Natural and Medical Sciences Research Center, University of Nizwa, Birkat-ul-Mouz 616, Nizwa, Sultanate of Oman; Department of Biotechnology and Genetic Engineering, Hazara University Mansehra, 2100, Pakistan.
Institute of Biotechnology and Genetic Engineering, the University of Agriculture Peshawar, Peshawar 25000, Pakistan.
J Infect Public Health. 2023 Feb;16(2):214-232. doi: 10.1016/j.jiph.2022.12.023. Epub 2022 Dec 31.
Lymphocytic choriomeningitis virus (LCMV) infects many individuals worldwide and causes severe infection in the immunosuppressant recipient, spontaneous abortion, and congenital disabilities in infants.
There is no specific vaccine or therapeutics available to protect against LCMV infection; thus, there is a need to design a potential vaccine to combat the virus by developing immunity in the population. Herein, we attempted to design a potent multi-epitope vaccine for LCMV using immunoinformatics methods.

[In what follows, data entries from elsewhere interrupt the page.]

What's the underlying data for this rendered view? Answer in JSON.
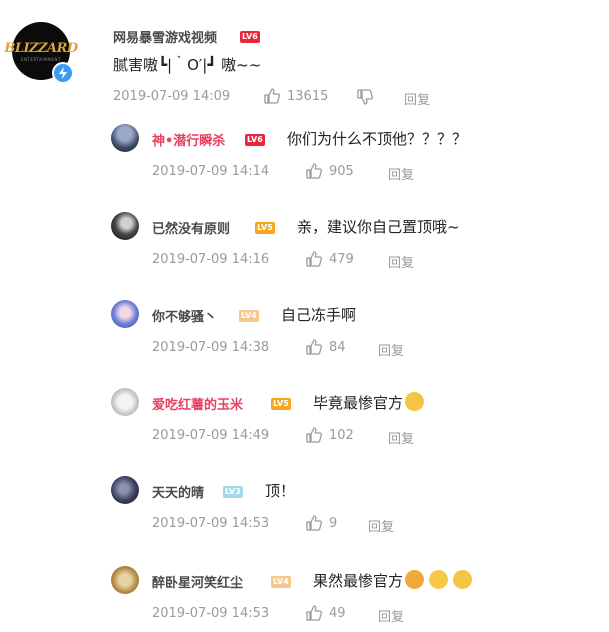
{
  "main_comment": {
    "author": "网易暴雪游戏视频",
    "level": "LV6",
    "avatar_logo": "BLIZZARD",
    "avatar_logo_sub": "ENTERTAINMENT",
    "text": "腻害嗷┗|｀O′|┛ 嗷~~",
    "timestamp": "2019-07-09 14:09",
    "likes": "13615",
    "reply_label": "回复"
  },
  "replies": [
    {
      "author": "神•潜行瞬杀",
      "level": "LV6",
      "text": "你们为什么不顶他？？？？",
      "timestamp": "2019-07-09 14:14",
      "likes": "905",
      "reply_label": "回复"
    },
    {
      "author": "已然没有原则",
      "level": "LV5",
      "text": "亲，建议你自己置顶哦~",
      "timestamp": "2019-07-09 14:16",
      "likes": "479",
      "reply_label": "回复"
    },
    {
      "author": "你不够骚丶",
      "level": "LV4",
      "text": "自己冻手啊",
      "timestamp": "2019-07-09 14:38",
      "likes": "84",
      "reply_label": "回复"
    },
    {
      "author": "爱吃红薯的玉米",
      "level": "LV5",
      "text": "毕竟最惨官方",
      "timestamp": "2019-07-09 14:49",
      "likes": "102",
      "reply_label": "回复"
    },
    {
      "author": "天天的晴",
      "level": "LV3",
      "text": "顶！",
      "timestamp": "2019-07-09 14:53",
      "likes": "9",
      "reply_label": "回复"
    },
    {
      "author": "醉卧星河笑红尘",
      "level": "LV4",
      "text": "果然最惨官方",
      "timestamp": "2019-07-09 14:53",
      "likes": "49",
      "reply_label": "回复"
    }
  ],
  "colors": {
    "name_pink": "#e8405f",
    "name_gray": "#4a4a4a",
    "meta_gray": "#9a9a9a",
    "verify_blue": "#3b9cf5"
  },
  "icons": [
    "like-icon",
    "dislike-icon",
    "verified-icon",
    "emoji-doge-icon",
    "emoji-angry-icon",
    "emoji-grin-icon"
  ]
}
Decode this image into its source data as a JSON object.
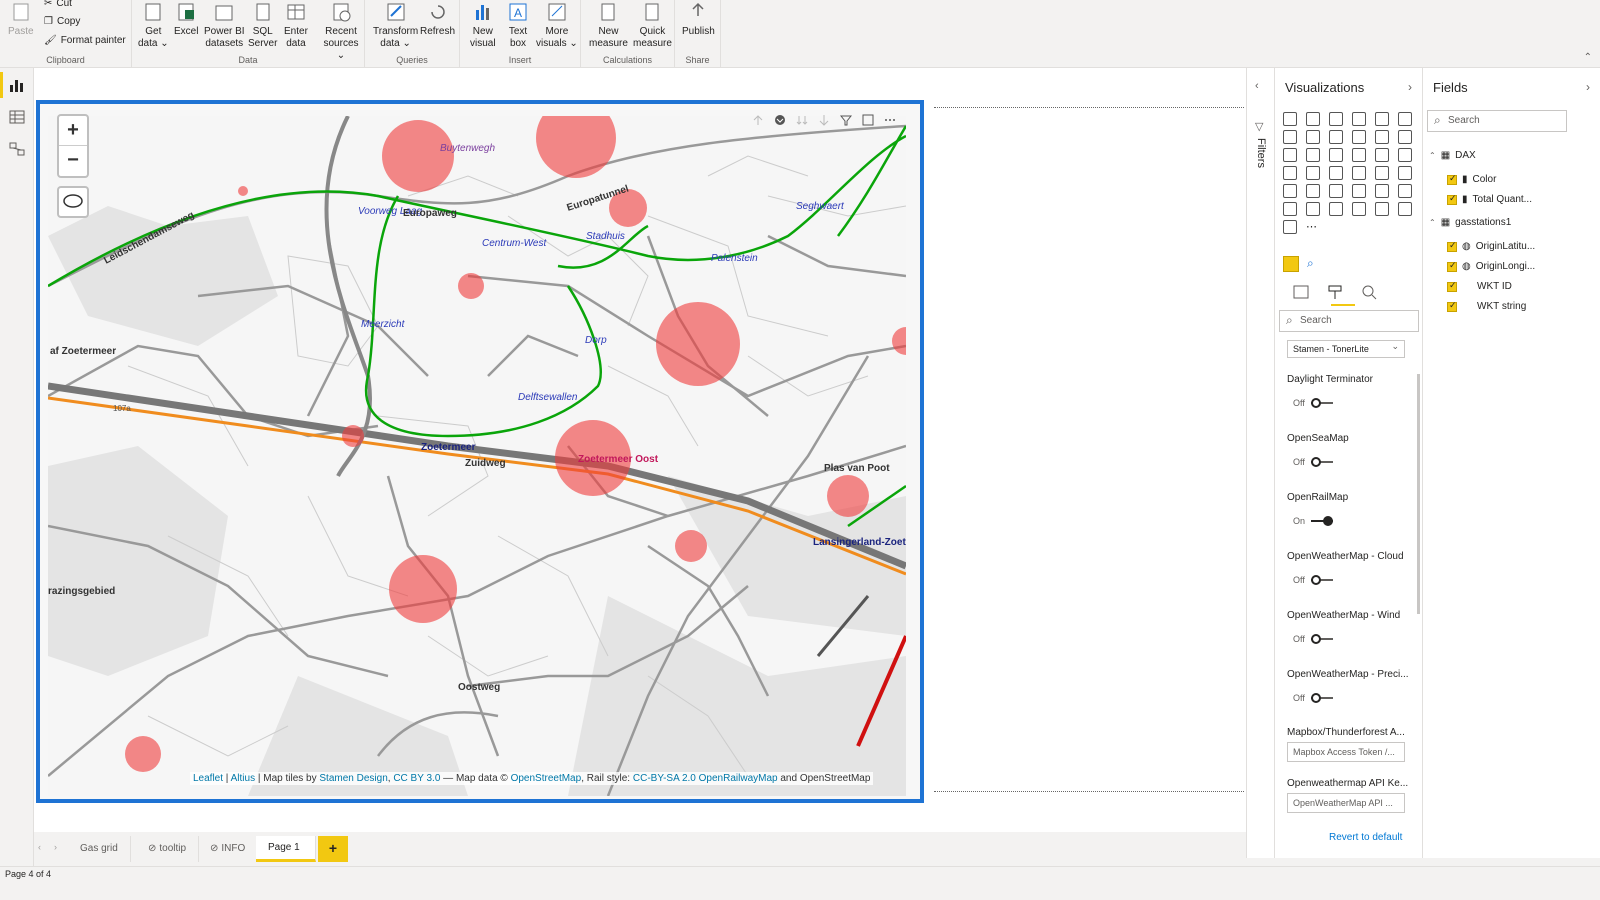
{
  "ribbon": {
    "clipboard": {
      "paste": "Paste",
      "cut": "Cut",
      "copy": "Copy",
      "format_painter": "Format painter",
      "label": "Clipboard"
    },
    "data": {
      "label": "Data",
      "buttons": [
        {
          "l1": "Get",
          "l2": "data ⌄"
        },
        {
          "l1": "Excel",
          "l2": ""
        },
        {
          "l1": "Power BI",
          "l2": "datasets"
        },
        {
          "l1": "SQL",
          "l2": "Server"
        },
        {
          "l1": "Enter",
          "l2": "data"
        },
        {
          "l1": "Recent",
          "l2": "sources ⌄"
        }
      ]
    },
    "queries": {
      "label": "Queries",
      "buttons": [
        {
          "l1": "Transform",
          "l2": "data ⌄"
        },
        {
          "l1": "Refresh",
          "l2": ""
        }
      ]
    },
    "insert": {
      "label": "Insert",
      "buttons": [
        {
          "l1": "New",
          "l2": "visual"
        },
        {
          "l1": "Text",
          "l2": "box"
        },
        {
          "l1": "More",
          "l2": "visuals ⌄"
        }
      ]
    },
    "calculations": {
      "label": "Calculations",
      "buttons": [
        {
          "l1": "New",
          "l2": "measure"
        },
        {
          "l1": "Quick",
          "l2": "measure"
        }
      ]
    },
    "share": {
      "label": "Share",
      "buttons": [
        {
          "l1": "Publish",
          "l2": ""
        }
      ]
    }
  },
  "map": {
    "labels": [
      {
        "t": "Buytenwegh",
        "c": "#7b3f9e"
      },
      {
        "t": "Voorweg Laag",
        "c": "#2b3ab8"
      },
      {
        "t": "Centrum-West",
        "c": "#2b3ab8"
      },
      {
        "t": "Stadhuis",
        "c": "#2b3ab8"
      },
      {
        "t": "Seghwaert",
        "c": "#2b3ab8"
      },
      {
        "t": "Palenstein",
        "c": "#2b3ab8"
      },
      {
        "t": "Meerzicht",
        "c": "#2b3ab8"
      },
      {
        "t": "Dorp",
        "c": "#2b3ab8"
      },
      {
        "t": "Delftsewallen",
        "c": "#2b3ab8"
      },
      {
        "t": "Zoetermeer",
        "c": "#1a237e"
      },
      {
        "t": "Zoetermeer Oost",
        "c": "#c2185b"
      },
      {
        "t": "Lansingerland-Zoetermeer",
        "c": "#1a237e"
      },
      {
        "t": "Leidschendamseweg",
        "c": "#333333"
      },
      {
        "t": "Europaweg",
        "c": "#333333"
      },
      {
        "t": "Europatunnel",
        "c": "#333333"
      },
      {
        "t": "Zuidweg",
        "c": "#333333"
      },
      {
        "t": "Oostweg",
        "c": "#333333"
      },
      {
        "t": "Plas van Poot",
        "c": "#333333"
      },
      {
        "t": "af Zoetermeer",
        "c": "#333333"
      },
      {
        "t": "razingsgebied",
        "c": "#333333"
      },
      {
        "t": "107a",
        "c": "#555555"
      }
    ],
    "attribution": {
      "leaflet": "Leaflet",
      "sep1": " | ",
      "altius": "Altius",
      "tiles": " | Map tiles by ",
      "stamen": "Stamen Design",
      "comma": ", ",
      "ccby": "CC BY 3.0",
      "mapdata": " — Map data © ",
      "osm": "OpenStreetMap",
      "rail": ", Rail style: ",
      "ccbysa": "CC-BY-SA 2.0",
      "orm": "OpenRailwayMap",
      "and": " and OpenStreetMap"
    }
  },
  "tabs": [
    "Gas grid",
    "tooltip",
    "INFO",
    "Page 1"
  ],
  "status": "Page 4 of 4",
  "filters_label": "Filters",
  "viz": {
    "title": "Visualizations",
    "search": "Search",
    "basemap": "Stamen - TonerLite",
    "props": [
      {
        "name": "Daylight Terminator",
        "state": "Off",
        "on": false
      },
      {
        "name": "OpenSeaMap",
        "state": "Off",
        "on": false
      },
      {
        "name": "OpenRailMap",
        "state": "On",
        "on": true
      },
      {
        "name": "OpenWeatherMap - Cloud",
        "state": "Off",
        "on": false
      },
      {
        "name": "OpenWeatherMap - Wind",
        "state": "Off",
        "on": false
      },
      {
        "name": "OpenWeatherMap - Preci...",
        "state": "Off",
        "on": false
      }
    ],
    "mapbox_label": "Mapbox/Thunderforest A...",
    "mapbox_placeholder": "Mapbox Access Token /...",
    "owm_label": "Openweathermap API Ke...",
    "owm_placeholder": "OpenWeatherMap API ...",
    "revert": "Revert to default"
  },
  "fields": {
    "title": "Fields",
    "search": "Search",
    "tables": [
      {
        "name": "DAX",
        "items": [
          "Color",
          "Total Quant..."
        ]
      },
      {
        "name": "gasstations1",
        "items": [
          "OriginLatitu...",
          "OriginLongi...",
          "WKT ID",
          "WKT string"
        ]
      }
    ]
  },
  "colors": {
    "accent": "#f2c811",
    "selection": "#1e73d4",
    "marker": "#f03c3c",
    "rail": "#0aa50a",
    "motorway": "#f08c1e"
  }
}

The whole proteome of the virus was screened and mapped to extract immunodominant B-cell and T-cell epitopes which were fused with appropriate linkers (EAAAK, GGGS, AAY, GPGPG, and AAY), PADRE sequence (13aa) and an adjuvant (50 S ribosomal protein L7/L12) to formulate a multi-epitope vaccine ensemble. Codon adaptation and in silico cloning of the constructed vaccine were carried out using bioinformatics tools. The secondary and tertiary structure of the vaccine construct was predicted and refined. The physicochemical profile of the designed vaccine was analyzed, and the multi-epitope vaccine's potential to bind Toll-like receptors (TLR2 and TLR4) was evaluated through molecular docking and molecular dynamics simulations. Computational immune simulation of the designed vaccine antigen was performed using the C-ImmSim server.
The designed multi-epitope-based vaccine (613 aa) comprised 26 immunodominant (six B-cell, nine cytotoxic T lymphocytes, and 11 helper T lymphocytes) epitopes and is predicted antigenic, non-toxic, non-allergen, soluble, and topographically accessible with a suitable physicochemical profile. The designed vaccine is expected to cover a broad worldwide population (96.35 %) and stimulate a robust adaptive immune response against the virus upon administration. In silico cloning of the constructed vaccine in PET28a (+) vector ensured its optimal expression in the Escherichia coli system. Molecular docking, molecular dynamics simulation, and binding free energy estimation collectively support the stability and energetically favourable interaction of the modeled vaccine-TLR2/4 complexes.
The designed multi-epitope vaccine in the present study could serve as a potential vaccine candidate to protect against LMCV infection; however, the experimental validation and safety testing of the vaccine is warranted to validate the study's outcomes.
淋巴细胞性脉络丛脑膜炎病毒(LCMV)感染了世界上许多人,并导致免疫抑制剂受者的严重感染、自发性流产和婴儿先天性残疾。
目前尚无针对 LCMV 感染的特定疫苗或治疗方法;因此,需要通过在人群中产生免疫力来设计一种潜在的疫苗来对抗该病毒。在此,我们尝试使用免疫信息学方法设计一种针对 LCMV 的有效多表位疫苗。
筛选病毒的整个蛋白质组并对其进行映射,以提取免疫优势 B 细胞和 T 细胞表位,然后将其与适当的接头(EAAAK、GGGS、AAY、GPGPG 和 AAY)、PADRE 序列(13 个氨基酸)和佐剂(50S 核糖体蛋白 L7/L12)融合,形成多表位疫苗组合。使用生物信息学工具对构建的疫苗进行密码子适应和体外克隆。预测和优化疫苗构建体的二级和三级结构。分析设计疫苗的物理化学特性,并通过分子对接和分子动力学模拟评估多表位疫苗与 Toll 样受体(TLR2 和 TLR4)结合的潜力。使用 C-ImmSim 服务器对设计的疫苗抗原进行计算免疫模拟。
设计的基于多表位的疫苗(613 个氨基酸)包含 26 个免疫优势(6 个 B 细胞、9 个细胞毒性 T 淋巴细胞和 11 个辅助 T 淋巴细胞)表位,预测具有抗原性、非毒性、非变应原性、可溶性和拓扑可及性,具有合适的物理化学特性。设计的疫苗有望覆盖全球广泛的人群(96.35%),并在接种后刺激针对病毒的强大适应性免疫反应。在 PET28a(+)载体中对构建疫苗进行的体外克隆确保了其在大肠杆菌系统中的最佳表达。分子对接、分子动力学模拟和结合自由能估算共同支持模型疫苗-TLR2/4 复合物的稳定性和能量有利相互作用。
本研究设计的多表位疫苗可以作为预防 LMCV 感染的潜在疫苗候选物;然而,需要对疫苗进行实验验证和安全性测试,以验证研究结果。